Open ahankinson opened 3 months ago
Not sure why it's failing -- the tests all pass and work on my end.
It occurs to me that a big part of the reason for the speed-up is the use of the functools lru_cache, which will cache the result of the same input string and skip the computation of that value, instead returning only the cached value. While this is useful in real-world contexts, it's probably not so useful in benchmark runs!
@aweakley does this PR look OK?
I've done a bit of cleanup, but the parser_classes file is still quite buggy. Unfortunately I don't quite know how to trigger the bugs, but I'm at least confident that I didn't make it much worse.
Thank you. I'll check it out.
@ahankinson The tests are passing for me, are there particular bugs you were worried about in your comment above?

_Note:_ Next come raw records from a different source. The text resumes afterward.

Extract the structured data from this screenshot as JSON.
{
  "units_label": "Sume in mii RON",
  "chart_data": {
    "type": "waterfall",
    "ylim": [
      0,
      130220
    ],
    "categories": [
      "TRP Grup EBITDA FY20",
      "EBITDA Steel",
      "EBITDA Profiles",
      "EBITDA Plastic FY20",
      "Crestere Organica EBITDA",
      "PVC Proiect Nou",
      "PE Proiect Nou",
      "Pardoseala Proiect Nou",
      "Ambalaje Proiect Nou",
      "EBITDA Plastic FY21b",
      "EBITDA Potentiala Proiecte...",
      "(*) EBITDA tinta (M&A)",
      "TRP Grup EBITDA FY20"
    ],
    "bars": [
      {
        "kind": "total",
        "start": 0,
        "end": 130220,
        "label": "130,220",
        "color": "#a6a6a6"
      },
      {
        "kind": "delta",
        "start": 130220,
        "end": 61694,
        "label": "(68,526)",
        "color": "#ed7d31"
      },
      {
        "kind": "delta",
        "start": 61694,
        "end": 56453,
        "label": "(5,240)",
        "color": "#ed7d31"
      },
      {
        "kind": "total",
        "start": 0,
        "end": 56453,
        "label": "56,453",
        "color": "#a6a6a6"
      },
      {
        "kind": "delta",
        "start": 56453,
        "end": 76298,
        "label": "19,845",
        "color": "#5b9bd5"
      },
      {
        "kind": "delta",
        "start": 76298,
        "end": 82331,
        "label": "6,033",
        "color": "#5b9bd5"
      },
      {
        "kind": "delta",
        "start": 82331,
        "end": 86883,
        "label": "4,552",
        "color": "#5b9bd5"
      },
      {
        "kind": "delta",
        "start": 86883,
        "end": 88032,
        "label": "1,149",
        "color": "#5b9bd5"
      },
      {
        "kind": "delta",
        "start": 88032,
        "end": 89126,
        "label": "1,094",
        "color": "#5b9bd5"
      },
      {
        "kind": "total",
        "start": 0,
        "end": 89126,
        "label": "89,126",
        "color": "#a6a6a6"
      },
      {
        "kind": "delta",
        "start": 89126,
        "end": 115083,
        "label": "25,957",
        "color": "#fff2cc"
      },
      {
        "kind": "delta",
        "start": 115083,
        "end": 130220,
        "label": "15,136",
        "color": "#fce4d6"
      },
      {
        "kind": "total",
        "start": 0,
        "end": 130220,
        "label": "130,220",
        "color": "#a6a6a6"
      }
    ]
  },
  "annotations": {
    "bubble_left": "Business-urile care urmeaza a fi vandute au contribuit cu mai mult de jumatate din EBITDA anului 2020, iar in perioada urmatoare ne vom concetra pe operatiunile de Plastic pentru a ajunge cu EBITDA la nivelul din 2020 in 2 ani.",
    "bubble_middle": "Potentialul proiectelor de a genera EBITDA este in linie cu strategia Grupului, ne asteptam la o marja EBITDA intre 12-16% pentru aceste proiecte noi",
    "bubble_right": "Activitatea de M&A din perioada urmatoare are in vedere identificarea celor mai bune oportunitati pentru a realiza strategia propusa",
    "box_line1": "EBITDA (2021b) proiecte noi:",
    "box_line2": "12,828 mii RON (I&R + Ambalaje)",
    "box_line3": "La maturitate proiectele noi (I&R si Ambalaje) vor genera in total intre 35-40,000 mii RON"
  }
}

Yeah the tests pass but I don’t think they exercise the parser classes that much. I have the ruff checker running on that and it still highlights a bunch of stuff
It's great to see that this project has some life in it now. I have been using it for a while and maintaining my own fork with some performance enhancements.
Primarily, the main enhancements have been to enable packratting (which seems to now be enabled) and pre-declaring and compiling the regexes in the natural language processor.
If the current benchmarks are to be believed, this leads to a significant speedup. All the tests pass, so I guess it's OK?
https://rism-digital.github.io/python-edtf/dev/bench/
I've gone through and tried to integrate the latest changes, but that was a big PR so another set of eyes would be helpful.